Tutto questo ha delle ripercussioni sul reddito reale disponibile delle famiglie e sui costi sostenuti dalle imprese. L’inflazione, in particolare, riduce il potere d’acquisto delle famiglie e porta con sé un aumento dei costi per le imprese

Investimenti e crescita potrebbero essere influenzati negativamente da questo trend, tanto che si parla di forti dubbi sulla sostenibilità della crescita futura. Tuttavia, la capacità di resilienza sempre dimostrata rappresenta un punto di forza che potrebbe aiutare l’Italia a far fronte a queste nuove sfide.

Per questo motivo è diventato necessario porre in essere delle strategie atte a promuovere e rafforzare l’ecosistema dell’imprenditoria innovativa. Una sfida, come detto in precedenza, alla quale il Governo ha deciso di rispondere con alcuni interventi di sostegno attraverso l’implementazione dello Startup Act.

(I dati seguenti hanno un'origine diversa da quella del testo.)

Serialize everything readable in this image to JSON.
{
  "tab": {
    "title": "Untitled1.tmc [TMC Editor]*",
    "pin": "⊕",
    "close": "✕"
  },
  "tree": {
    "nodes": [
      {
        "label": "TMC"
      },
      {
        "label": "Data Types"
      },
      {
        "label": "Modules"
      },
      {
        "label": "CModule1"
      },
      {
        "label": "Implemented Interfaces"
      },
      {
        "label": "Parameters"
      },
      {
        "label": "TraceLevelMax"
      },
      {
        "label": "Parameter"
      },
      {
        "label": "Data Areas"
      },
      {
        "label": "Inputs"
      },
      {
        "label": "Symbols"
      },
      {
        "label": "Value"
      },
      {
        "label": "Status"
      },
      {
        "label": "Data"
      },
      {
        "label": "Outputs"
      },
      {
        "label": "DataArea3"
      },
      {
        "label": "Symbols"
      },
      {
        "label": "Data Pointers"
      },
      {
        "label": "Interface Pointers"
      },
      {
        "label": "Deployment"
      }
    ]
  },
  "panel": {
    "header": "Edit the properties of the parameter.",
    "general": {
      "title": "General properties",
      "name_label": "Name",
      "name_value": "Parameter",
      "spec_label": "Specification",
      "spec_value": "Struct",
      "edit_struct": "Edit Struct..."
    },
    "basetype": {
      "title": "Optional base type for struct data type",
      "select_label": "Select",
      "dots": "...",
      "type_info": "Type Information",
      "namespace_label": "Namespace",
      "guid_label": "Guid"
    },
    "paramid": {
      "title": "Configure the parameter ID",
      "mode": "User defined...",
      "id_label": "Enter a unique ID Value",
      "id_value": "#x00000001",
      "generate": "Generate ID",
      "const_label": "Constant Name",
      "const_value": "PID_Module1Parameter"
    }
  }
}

Le aziende innovative, infatti, potrebbero essere lo strumento per portare il Paese fuori dalla crisi ed è per questo che da anni vengono messi in campo incentivi per startup e programmi mirati che prevedono agevolazioni prestiti a fondo perduto

Chi decide di intraprendere una nuova attività dovrebbe sempre tenere presente la possibilità di ottenere una linea di credito agevolata. Risorse come Contributi PMI possono aiutare gli aspiranti imprenditori e chiunque abbia i requisiti a individuare la forma di finanziamenti a fondo perduto più consona. 

Smart&Start Italia è uno degli incentivi più noti. Si tratta di un programma di finanziamento gestito da Invitalia e progettato per sostenere la nascita e la crescita di startup innovative in tutto il territorio italiano.

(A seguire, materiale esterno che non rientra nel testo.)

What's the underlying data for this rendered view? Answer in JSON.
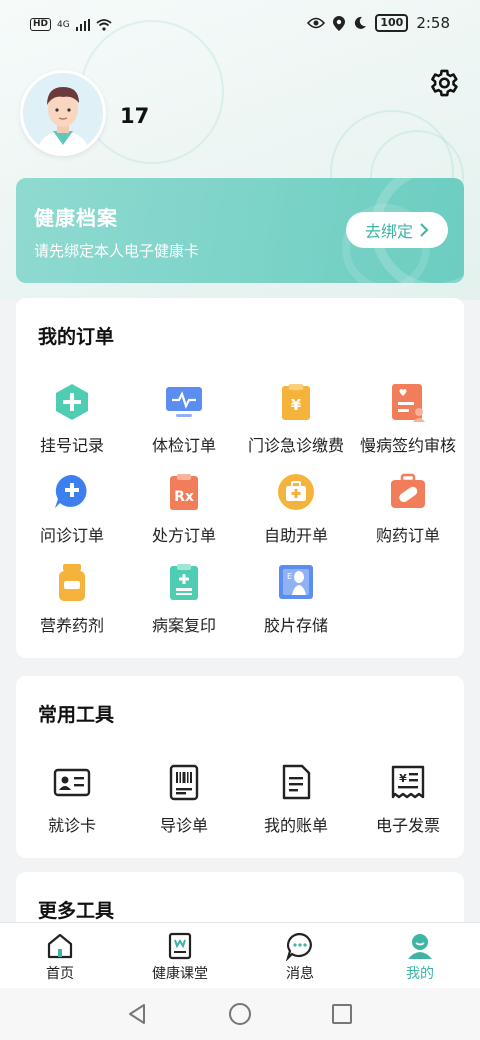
{
  "status_bar": {
    "hd": "HD",
    "network": "4G",
    "time": "2:58",
    "battery": "100"
  },
  "profile": {
    "username": "17"
  },
  "health_card": {
    "title": "健康档案",
    "subtitle": "请先绑定本人电子健康卡",
    "button_label": "去绑定"
  },
  "orders": {
    "title": "我的订单",
    "items": [
      {
        "label": "挂号记录",
        "icon": "register-record-icon"
      },
      {
        "label": "体检订单",
        "icon": "checkup-monitor-icon"
      },
      {
        "label": "门诊急诊缴费",
        "icon": "payment-clipboard-icon"
      },
      {
        "label": "慢病签约审核",
        "icon": "chronic-contract-icon"
      },
      {
        "label": "问诊订单",
        "icon": "consult-chat-icon"
      },
      {
        "label": "处方订单",
        "icon": "prescription-icon"
      },
      {
        "label": "自助开单",
        "icon": "medical-kit-icon"
      },
      {
        "label": "购药订单",
        "icon": "pill-box-icon"
      },
      {
        "label": "营养药剂",
        "icon": "nutrition-bottle-icon"
      },
      {
        "label": "病案复印",
        "icon": "medical-record-icon"
      },
      {
        "label": "胶片存储",
        "icon": "film-xray-icon"
      }
    ]
  },
  "tools": {
    "title": "常用工具",
    "items": [
      {
        "label": "就诊卡",
        "icon": "id-card-icon"
      },
      {
        "label": "导诊单",
        "icon": "barcode-icon"
      },
      {
        "label": "我的账单",
        "icon": "bill-icon"
      },
      {
        "label": "电子发票",
        "icon": "invoice-icon"
      }
    ]
  },
  "more_tools": {
    "title": "更多工具"
  },
  "tabbar": {
    "items": [
      {
        "label": "首页",
        "icon": "home-icon"
      },
      {
        "label": "健康课堂",
        "icon": "health-class-icon"
      },
      {
        "label": "消息",
        "icon": "message-icon"
      },
      {
        "label": "我的",
        "icon": "profile-icon",
        "active": true
      }
    ]
  },
  "colors": {
    "accent": "#3fb4a5",
    "card_gradient_start": "#8fdad1",
    "card_gradient_end": "#6ccdc0"
  }
}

La sua peculiarità è che sostiene la nascita startup innovative ad alto contenuto tecnologico. Ciò è cui si punta è far rientrare i cervelli italiani in fuga all’estero.

Questo incentivo non prevede graduatorie e, al momento, non ci sono scadenze. Le domande vengono esaminate in base all’ordine di arrivo e possono essere presentate online. Vengono finanziati dei progetti con spese tra 100 mila euro e 1,5 milioni di euro. Si ha un periodo di 10 anni a disposizione per restituire il finanziamento, a partire dal terzo anno di attività.

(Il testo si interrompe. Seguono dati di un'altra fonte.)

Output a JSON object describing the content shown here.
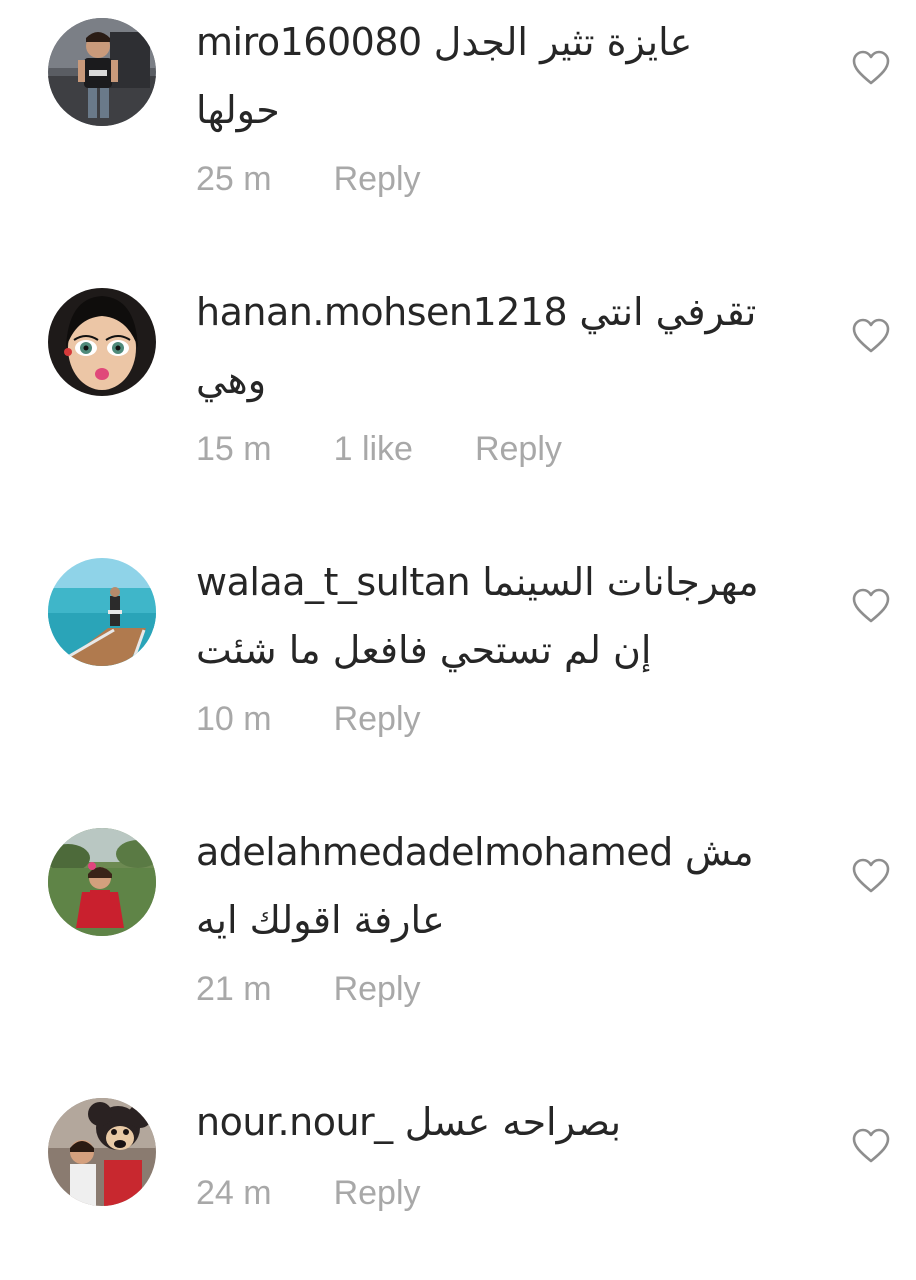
{
  "comments": [
    {
      "username": "miro160080",
      "text_line1": "عايزة تثير الجدل",
      "text_line2": "حولها",
      "time": "25 m",
      "likes": "",
      "reply": "Reply"
    },
    {
      "username": "hanan.mohsen1218",
      "text_line1": "تقرفي انتي",
      "text_line2": "وهي",
      "time": "15 m",
      "likes": "1 like",
      "reply": "Reply"
    },
    {
      "username": "walaa_t_sultan",
      "text_line1": "مهرجانات السينما",
      "text_line2": "إن لم تستحي  فافعل ما شئت",
      "time": "10 m",
      "likes": "",
      "reply": "Reply"
    },
    {
      "username": "adelahmedadelmohamed",
      "text_line1": "مش",
      "text_line2": "عارفة اقولك ايه",
      "time": "21 m",
      "likes": "",
      "reply": "Reply"
    },
    {
      "username": "nour.nour_",
      "text_line1": "بصراحه عسل",
      "text_line2": "",
      "time": "24 m",
      "likes": "",
      "reply": "Reply"
    }
  ],
  "icons": {
    "like": "heart-outline-icon"
  },
  "colors": {
    "text": "#262626",
    "meta": "#a8a8a8",
    "heart": "#8e8e8e"
  }
}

Rientrano nell’elenco dei possibili beneficiari startup innovative già costituite, startup innovative non ancora costituite. 

Altro programma da prendere in considerazione è ON- Oltre Nuove Imprese a Tasso Zero. Si tratta di un incentivo per giovani e donne che hanno un sogno imprenditoriale. Il programma offre una combinazione di finanziamenti a tasso zero e contributi a fondo perduto per progetti imprenditoriali con spese fino a 3 milioni di euro, coprendo fino al 90% dei costi totali ammissibili.